見た目の解像度は,理論値の256×320ドットか,それよりもやや高いくらいに見えた。視野角はOculus VRのRiftと同じくらいに感じたので,水平方向で100度くらいはありそうだ。ちなみに,2013年に体験したNE-LFDは,解像度が146×78ドット,視野角は水平30度くらいだったから,それと比べればかなりの向上とはいえる。
担当者によれば,接眼レンズによって焦点距離も拡大されるため,表現可能な設計上の遠近は,近接側で眼前から25cm,最大遠方側で眼前から150cm程度の範囲になるという。
最大の魅力である遠近感の表現は,まさにデモ映像のとおり。近景に焦点を合わせると遠景がぼけ,遠景に合わせれば近景がぼける。手前に何かが飛び出しているような表現は,視差だけによる飛び出し感よりも大幅に迫力があって楽しめた。視差による立体感だけでなく,焦点距離の変化でも立体感を感じられるのは,ちょっと感動的なほどだ。
ライトフィールドが25段階と聞いていたので,遠近が段階的に切り替わってスムーズさに欠ける表現になっていないかどうかには注目していたのだが,まったく気にならず,現実の視野と同じように,滑らかに遠近が変化するように感じられた。
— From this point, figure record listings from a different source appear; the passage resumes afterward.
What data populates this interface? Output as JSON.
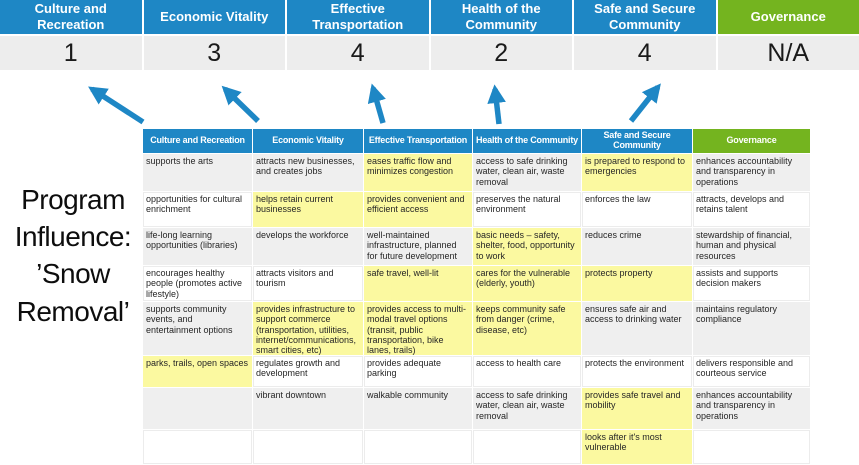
{
  "colors": {
    "blue": "#1E87C5",
    "green": "#74B41F",
    "highlight": "#FBF9A0",
    "row_gray": "#EFEFEF",
    "score_band": "#EDEDED",
    "arrow": "#1E87C5"
  },
  "title": {
    "text": "Program\nInfluence:\n’Snow\nRemoval’"
  },
  "summary": {
    "items": [
      {
        "label": "Culture and\nRecreation",
        "score": "1",
        "theme": "blue"
      },
      {
        "label": "Economic Vitality",
        "score": "3",
        "theme": "blue"
      },
      {
        "label": "Effective\nTransportation",
        "score": "4",
        "theme": "blue"
      },
      {
        "label": "Health of the\nCommunity",
        "score": "2",
        "theme": "blue"
      },
      {
        "label": "Safe and Secure\nCommunity",
        "score": "4",
        "theme": "blue"
      },
      {
        "label": "Governance",
        "score": "N/A",
        "theme": "green"
      }
    ]
  },
  "arrows": {
    "count": 5,
    "description": "blue arrows pointing from matrix header up to score band"
  },
  "matrix": {
    "columns": [
      {
        "header": "Culture and Recreation",
        "theme": "blue",
        "cells": [
          {
            "text": "supports the arts",
            "highlight": false
          },
          {
            "text": "opportunities for cultural enrichment",
            "highlight": false
          },
          {
            "text": "life-long learning opportunities (libraries)",
            "highlight": false
          },
          {
            "text": "encourages healthy people (promotes active lifestyle)",
            "highlight": false
          },
          {
            "text": "supports community events, and entertainment options",
            "highlight": false
          },
          {
            "text": "parks, trails, open spaces",
            "highlight": true
          },
          {
            "text": "",
            "highlight": false
          },
          {
            "text": "",
            "highlight": false
          }
        ]
      },
      {
        "header": "Economic Vitality",
        "theme": "blue",
        "cells": [
          {
            "text": "attracts new businesses, and creates jobs",
            "highlight": false
          },
          {
            "text": "helps retain current businesses",
            "highlight": true
          },
          {
            "text": "develops the workforce",
            "highlight": false
          },
          {
            "text": "attracts visitors and tourism",
            "highlight": false
          },
          {
            "text": "provides infrastructure to support commerce (transportation, utilities, internet/communications, smart cities, etc)",
            "highlight": true
          },
          {
            "text": "regulates growth and development",
            "highlight": false
          },
          {
            "text": "vibrant downtown",
            "highlight": false
          },
          {
            "text": "",
            "highlight": false
          }
        ]
      },
      {
        "header": "Effective Transportation",
        "theme": "blue",
        "cells": [
          {
            "text": "eases traffic flow and minimizes congestion",
            "highlight": true
          },
          {
            "text": "provides convenient and efficient access",
            "highlight": true
          },
          {
            "text": "well-maintained infrastructure, planned for future development",
            "highlight": false
          },
          {
            "text": "safe travel, well-lit",
            "highlight": true
          },
          {
            "text": "provides access to multi-modal travel options (transit, public transportation, bike lanes, trails)",
            "highlight": true
          },
          {
            "text": "provides adequate parking",
            "highlight": false
          },
          {
            "text": "walkable community",
            "highlight": false
          },
          {
            "text": "",
            "highlight": false
          }
        ]
      },
      {
        "header": "Health of the Community",
        "theme": "blue",
        "cells": [
          {
            "text": "access to safe drinking water, clean air, waste removal",
            "highlight": false
          },
          {
            "text": "preserves the natural environment",
            "highlight": false
          },
          {
            "text": "basic needs – safety, shelter, food, opportunity to work",
            "highlight": true
          },
          {
            "text": "cares for the vulnerable (elderly, youth)",
            "highlight": true
          },
          {
            "text": "keeps community safe from danger (crime, disease, etc)",
            "highlight": true
          },
          {
            "text": "access to health care",
            "highlight": false
          },
          {
            "text": "access to safe drinking water, clean air, waste removal",
            "highlight": false
          },
          {
            "text": "",
            "highlight": false
          }
        ]
      },
      {
        "header": "Safe and Secure\nCommunity",
        "theme": "blue",
        "cells": [
          {
            "text": "is prepared to respond to emergencies",
            "highlight": true
          },
          {
            "text": "enforces the law",
            "highlight": false
          },
          {
            "text": "reduces crime",
            "highlight": false
          },
          {
            "text": "protects property",
            "highlight": true
          },
          {
            "text": "ensures safe air and access to drinking water",
            "highlight": false
          },
          {
            "text": "protects the environment",
            "highlight": false
          },
          {
            "text": "provides safe travel and mobility",
            "highlight": true
          },
          {
            "text": "looks after it's most vulnerable",
            "highlight": true
          }
        ]
      },
      {
        "header": "Governance",
        "theme": "green",
        "cells": [
          {
            "text": "enhances accountability and transparency in operations",
            "highlight": false
          },
          {
            "text": "attracts, develops and retains talent",
            "highlight": false
          },
          {
            "text": "stewardship of financial, human and physical resources",
            "highlight": false
          },
          {
            "text": "assists and supports decision makers",
            "highlight": false
          },
          {
            "text": "maintains regulatory compliance",
            "highlight": false
          },
          {
            "text": "delivers responsible and courteous service",
            "highlight": false
          },
          {
            "text": "enhances accountability and transparency in operations",
            "highlight": false
          },
          {
            "text": "",
            "highlight": false
          }
        ]
      }
    ]
  }
}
焦点距離的には25段階の離散表現であっても,視差の変化は連続的な表現になっているため,これがスムーズな立体感や飛び出し感を実現するのに一役買っていたのかもしれない。
さて,このLFS-HMDは,今後どのように発展していくのだろうか。ブースの担当者に聞いてみたところ,次なるステップは「Lytroのようなライトフィールドカメラで撮影した,ライトフィールド写真や動画のHMD表示だ」と力強く語っていた。これが実現されると,撮影から表示まで一貫したライトフィールド映像が実現できるわけで,今まで見たことがない面白そうなコンテンツが実現できるだろう。
LFS-HMD自体の進化,とくに解像度の向上などが気になるところだが,高解像度の液晶パネルを使ったり,液晶パネルの枚数を増やしたりすればいいというような,単純なものではないそうだ。
まず,単純に解像度を上げると,画素開口率が下がることになる。開口率が下がると,光が液晶画素の隙間を通るときの回折量が強くなるので,理想的な光路や光量で光が進まなくなるのだという。液晶パネルの枚数を増やすのも同様で,ボケ味が増してしまうそうだ。
また,レイトレーシングによるレンダリングは,現状のハイエンドGPUでも負荷が高いという問題がある。たとえば,Rift用のVRゲームをライトフィールド対応として楽しめるかというと,現状ではかなり難しいと言わざるを得ない。
とはいえ,SIGGRAPHで毎年見続けてきた筆者からすると,NVIDIAが開発する新しい発想のHMDは年を追うごとに,その品質を高めているなと感じている。製品化も現実的になり始めているようなので,今後の進化にも期待してしまう。2016年あたりで,これらを使ったVRゲームを実際にプレイできるようになればと,願ってやまない。